Pastor Elie Saturné Henry was well known for academic rigor. He published two books during his career, one on homiletics and the other on strategic planning. He was a professor who required the best from his students. He gave many generations of pastors an acute awareness of divine service organization. His courses on homiletics and on worship and adoration have impacted many pastors’ thought processes and, consequently, the church liturgy in Haiti. He would admonish his students to use loving words and avoid hurting members’ feelings with inappropriate words and styles.
Pastor Elie Saturné Henry passed away at the Haitian Adventist Hospital at Diquini on December 20, 2015. He succumbed to a series of illnesses, which he had faced with the same courage and faith he had always demonstrated throughout his life. On December 31, 2015, he was laid to rest at Parc du Souvenir, Tabarre, Haiti, next to his beloved Elvire, who had died 16 years earlier. Haitian government officials, his family, church members, and students spoke words of praise, acknowledgment of his well-lived life, and encouraging words about the future’s eternal life.
Elie Saturné Henry was an icon of the Seventh-day Adventist Church in Haiti.

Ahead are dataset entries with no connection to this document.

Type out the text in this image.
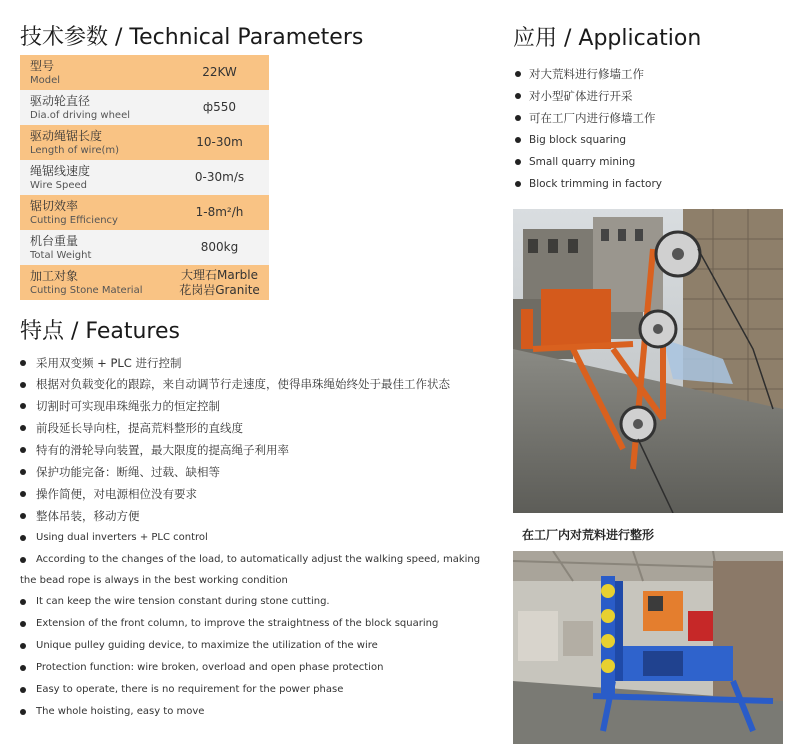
技术参数 / Technical Parameters
型号
Model	22KW

驱动轮直径
Dia.of driving wheel	ф550

驱动绳锯长度
Length of wire(m)	10-30m

绳锯线速度
Wire Speed	0-30m/s

锯切效率
Cutting Efficiency	1-8m²/h

机台重量
Total Weight	800kg

加工对象
Cutting Stone Material	大理石Marble
花岗岩Granite
特点 / Features
采用双变频 + PLC 进行控制
根据对负载变化的跟踪，来自动调节行走速度，使得串珠绳始终处于最佳工作状态
切割时可实现串珠绳张力的恒定控制
前段延长导向柱，提高荒料整形的直线度
特有的滑轮导向装置，最大限度的提高绳子利用率
保护功能完备：断绳、过载、缺相等
操作简便，对电源相位没有要求
整体吊装，移动方便
Using dual inverters + PLC control
According to the changes of the load, to automatically adjust the walking speed, making the bead rope is always in the best working condition
It can keep the wire tension constant during stone cutting.
Extension of the front column, to improve the straightness of the block squaring
Unique pulley guiding device, to maximize the utilization of the wire
Protection function: wire broken, overload and open phase protection
Easy to operate, there is no requirement for the power phase
The whole hoisting, easy to move
应用 / Application
对大荒料进行修墙工作
对小型矿体进行开采
可在工厂内进行修墙工作
Big block squaring
Small quarry mining
Block trimming in factory
在工厂内对荒料进行整形
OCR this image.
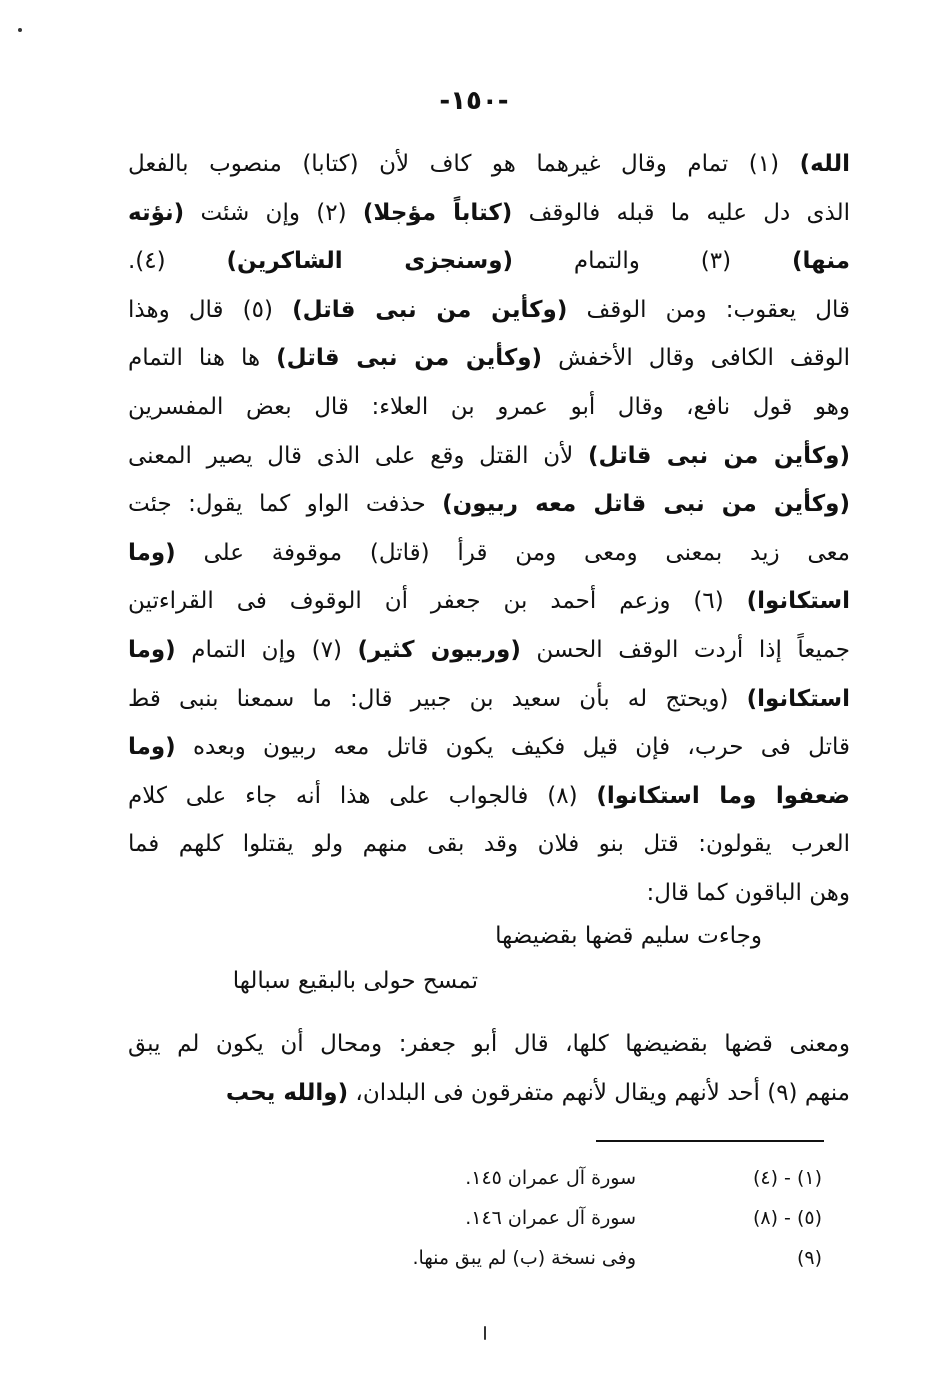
-١٥٠-
الله) (١) تمام وقال غيرهما هو كاف لأن (كتابا) منصوب بالفعل
الذى دل عليه ما قبله فالوقف (كتاباً مؤجلا) (٢) وإن شئت (نؤته
منها) (٣) والتمام (وسنجزى الشاكرين) (٤).
قال يعقوب: ومن الوقف (وكأين من نبى قاتل) (٥) قال وهذا
الوقف الكافى وقال الأخفش (وكأين من نبى قاتل) ها هنا التمام
وهو قول نافع، وقال أبو عمرو بن العلاء: قال بعض المفسرين
(وكأين من نبى قاتل) لأن القتل وقع على الذى قال يصير المعنى
(وكأين من نبى قاتل معه ربيون) حذفت الواو كما يقول: جئت
معى زيد بمعنى ومعى ومن قرأ (قاتل) موقوفة على (وما
استكانوا) (٦) وزعم أحمد بن جعفر أن الوقوف فى القراءتين
جميعاً إذا أردت الوقف الحسن (وربيون كثير) (٧) وإن التمام (وما
استكانوا) (ويحتج له بأن سعيد بن جبير قال: ما سمعنا بنبى قط
قاتل فى حرب، فإن قيل فكيف يكون قاتل معه ربيون وبعده (وما
ضعفوا وما استكانوا) (٨) فالجواب على هذا أنه جاء على كلام
العرب يقولون: قتل بنو فلان وقد بقى منهم ولو يقتلوا كلهم فما
وهن الباقون كما قال:
وجاءت سليم قضها بقضيضها
تمسح حولى بالبقيع سبالها
ومعنى قضها بقضيضها كلها، قال أبو جعفر: ومحال أن يكون لم يبق
منهم (٩) أحد لأنهم ويقال لأنهم متفرقون فى البلدان، (والله يحب
(١) - (٤)
سورة آل عمران ١٤٥.
(٥) - (٨)
سورة آل عمران ١٤٦.
(٩)
وفى نسخة (ب) لم يبق منها.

His influence was so impactful that he became a point of reference for the church. Pastor Henry left a permanent mark on the Adventist church in Haiti through his versatility. He is remembered as a powerful and insightful preacher with a captivating voice, amazing the crowds as they were able to hear him when the sound systems failed to work. Pastor Elie Saturné Henry was known for conducting great events, and, with him, any program became an event. He imbued his field sessions with a festive character, leaving this legacy to many generations in the north. He would say that God’s people should rejoice during those meetings because sessions are strong moments in the life of the church, which should not be seen as only an administrative activity.
All those who came in contact with Elie Saturné Henry witnessed his sense of discipline and attachment to church principles. This explains why he was loyal to the organization. He would always teach that all are ministers in God’s service within an organization. Pastor Elie Saturné Henry is still considered a model of pastoral service in Haiti.